Search code examples
javaregexlookbehind

Java regex lookbehind issue with quantifiers


I'm using a Java regex pattern in an application that only allows access to the whole match value (that is, I cannot use capturing groups).

I am trying to extract values from my sample text:

C02 SURVEY  : 2010 F10446P BONAPARTE 2D 

In the above example I need to check for the keyword SURVEY and have to extract value after that :. And I wanted my output to be:

2010 F10446P BONAPARTE 2D

I used the pattern (?<=(?i)survey\s{2}[:])(?:(?![\n]).)*

In this pattern, I have hardcoded the spaces to be 2 (\s{2}) which may vary and not constant value.
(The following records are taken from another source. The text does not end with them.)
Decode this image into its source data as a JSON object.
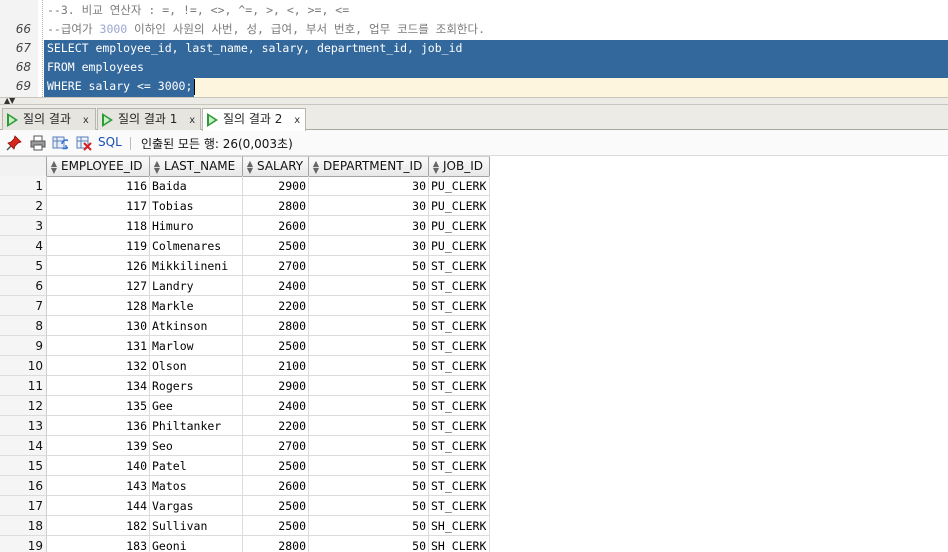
{
  "editor": {
    "lines": [
      {
        "num": "66",
        "text": "--3. 비교 연산자 : =, !=, <>, ^=, >, <, >=, <=",
        "kind": "comment"
      },
      {
        "num": "67",
        "pre": "--급여가 ",
        "numtext": "3000",
        "post": " 이하인 사원의 사번, 성, 급여, 부서 번호, 업무 코드를 조회한다.",
        "kind": "comment-num"
      },
      {
        "num": "68",
        "text": "SELECT employee_id, last_name, salary, department_id, job_id",
        "kind": "selected"
      },
      {
        "num": "69",
        "text": "FROM employees",
        "kind": "selected"
      },
      {
        "num": "70",
        "text": "WHERE salary <= 3000;",
        "kind": "selected-caret"
      }
    ]
  },
  "tabs": [
    {
      "label": "질의 결과",
      "close": "x",
      "active": false
    },
    {
      "label": "질의 결과 1",
      "close": "x",
      "active": false
    },
    {
      "label": "질의 결과 2",
      "close": "x",
      "active": true
    }
  ],
  "toolbar": {
    "sql_label": "SQL",
    "status": "인출된 모든 행: 26(0,003초)",
    "icons": [
      "pin-icon",
      "print-icon",
      "refresh-icon",
      "delete-icon"
    ]
  },
  "grid": {
    "columns": [
      "EMPLOYEE_ID",
      "LAST_NAME",
      "SALARY",
      "DEPARTMENT_ID",
      "JOB_ID"
    ],
    "rows": [
      {
        "n": "1",
        "emp": "116",
        "last": "Baida",
        "sal": "2900",
        "dept": "30",
        "job": "PU_CLERK"
      },
      {
        "n": "2",
        "emp": "117",
        "last": "Tobias",
        "sal": "2800",
        "dept": "30",
        "job": "PU_CLERK"
      },
      {
        "n": "3",
        "emp": "118",
        "last": "Himuro",
        "sal": "2600",
        "dept": "30",
        "job": "PU_CLERK"
      },
      {
        "n": "4",
        "emp": "119",
        "last": "Colmenares",
        "sal": "2500",
        "dept": "30",
        "job": "PU_CLERK"
      },
      {
        "n": "5",
        "emp": "126",
        "last": "Mikkilineni",
        "sal": "2700",
        "dept": "50",
        "job": "ST_CLERK"
      },
      {
        "n": "6",
        "emp": "127",
        "last": "Landry",
        "sal": "2400",
        "dept": "50",
        "job": "ST_CLERK"
      },
      {
        "n": "7",
        "emp": "128",
        "last": "Markle",
        "sal": "2200",
        "dept": "50",
        "job": "ST_CLERK"
      },
      {
        "n": "8",
        "emp": "130",
        "last": "Atkinson",
        "sal": "2800",
        "dept": "50",
        "job": "ST_CLERK"
      },
      {
        "n": "9",
        "emp": "131",
        "last": "Marlow",
        "sal": "2500",
        "dept": "50",
        "job": "ST_CLERK"
      },
      {
        "n": "10",
        "emp": "132",
        "last": "Olson",
        "sal": "2100",
        "dept": "50",
        "job": "ST_CLERK"
      },
      {
        "n": "11",
        "emp": "134",
        "last": "Rogers",
        "sal": "2900",
        "dept": "50",
        "job": "ST_CLERK"
      },
      {
        "n": "12",
        "emp": "135",
        "last": "Gee",
        "sal": "2400",
        "dept": "50",
        "job": "ST_CLERK"
      },
      {
        "n": "13",
        "emp": "136",
        "last": "Philtanker",
        "sal": "2200",
        "dept": "50",
        "job": "ST_CLERK"
      },
      {
        "n": "14",
        "emp": "139",
        "last": "Seo",
        "sal": "2700",
        "dept": "50",
        "job": "ST_CLERK"
      },
      {
        "n": "15",
        "emp": "140",
        "last": "Patel",
        "sal": "2500",
        "dept": "50",
        "job": "ST_CLERK"
      },
      {
        "n": "16",
        "emp": "143",
        "last": "Matos",
        "sal": "2600",
        "dept": "50",
        "job": "ST_CLERK"
      },
      {
        "n": "17",
        "emp": "144",
        "last": "Vargas",
        "sal": "2500",
        "dept": "50",
        "job": "ST_CLERK"
      },
      {
        "n": "18",
        "emp": "182",
        "last": "Sullivan",
        "sal": "2500",
        "dept": "50",
        "job": "SH_CLERK"
      },
      {
        "n": "19",
        "emp": "183",
        "last": "Geoni",
        "sal": "2800",
        "dept": "50",
        "job": "SH_CLERK"
      }
    ]
  }
}
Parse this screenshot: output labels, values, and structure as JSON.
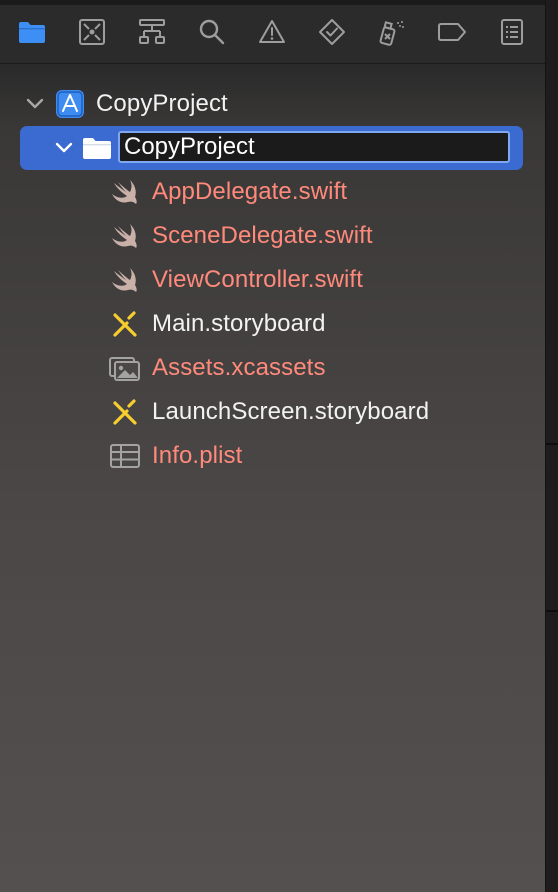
{
  "navigator": {
    "toolbar": [
      {
        "name": "project-navigator",
        "icon": "folder-icon",
        "active": true
      },
      {
        "name": "source-control-navigator",
        "icon": "source-control-icon",
        "active": false
      },
      {
        "name": "symbol-navigator",
        "icon": "hierarchy-icon",
        "active": false
      },
      {
        "name": "find-navigator",
        "icon": "search-icon",
        "active": false
      },
      {
        "name": "issue-navigator",
        "icon": "warning-icon",
        "active": false
      },
      {
        "name": "test-navigator",
        "icon": "diamond-check-icon",
        "active": false
      },
      {
        "name": "debug-navigator",
        "icon": "spray-can-icon",
        "active": false
      },
      {
        "name": "breakpoint-navigator",
        "icon": "breakpoint-tag-icon",
        "active": false
      },
      {
        "name": "report-navigator",
        "icon": "report-list-icon",
        "active": false
      }
    ],
    "project": {
      "name": "CopyProject",
      "icon": "xcode-project-icon",
      "expanded": true
    },
    "group": {
      "name": "CopyProject",
      "icon": "folder-icon",
      "expanded": true,
      "selected": true,
      "editing": true
    },
    "files": [
      {
        "name": "AppDelegate.swift",
        "icon": "swift-icon",
        "missing": true
      },
      {
        "name": "SceneDelegate.swift",
        "icon": "swift-icon",
        "missing": true
      },
      {
        "name": "ViewController.swift",
        "icon": "swift-icon",
        "missing": true
      },
      {
        "name": "Main.storyboard",
        "icon": "storyboard-icon",
        "missing": false
      },
      {
        "name": "Assets.xcassets",
        "icon": "asset-catalog-icon",
        "missing": true
      },
      {
        "name": "LaunchScreen.storyboard",
        "icon": "storyboard-icon",
        "missing": false
      },
      {
        "name": "Info.plist",
        "icon": "plist-table-icon",
        "missing": true
      }
    ]
  },
  "colors": {
    "accent": "#3b6ad0",
    "missing_file_text": "#ff8a7c",
    "normal_text": "#f2f2f2",
    "storyboard_icon": "#f7cd2f",
    "swift_icon": "#c9b0a8"
  }
}
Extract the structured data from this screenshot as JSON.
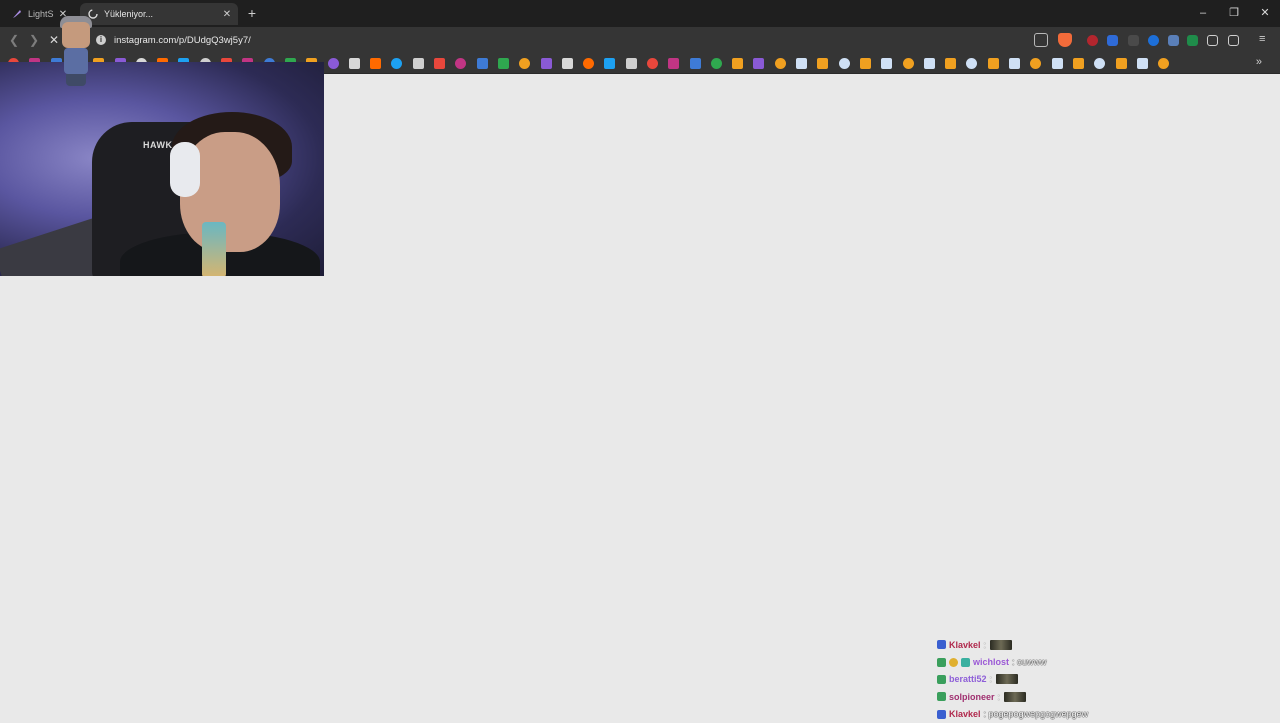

I need to use quantifiers with lookbehind operation.

If any other option is there please let me know.


Solution

  • You may leverage a feature in a Java regex engine that is called "constrained width lookbehind":

    Java accepts quantifiers within lookbehind, as long as the length of the matching strings falls within a pre-determined range. For instance, (?<=cats?) is valid because it can only match strings of three or four characters. Likewise, (?<=A{1,10}) is valid.

    That means, you may replace the {2} limiting quantifier with a limiting quantifier with both minimum and maximum values, e.g. {0,100} to allow zero to a hundred whitespace symbols. Adjust them as you see fit.

    Besides, you needn't use a tempered greedy token (?:(?![\n]).)* as the dot in Java regex does not match a newline. Just replace it with .* to match any zero or more chars other than newline. So, your pattern might look as simple as (?i)(?<=survey\s{0,100}:).*.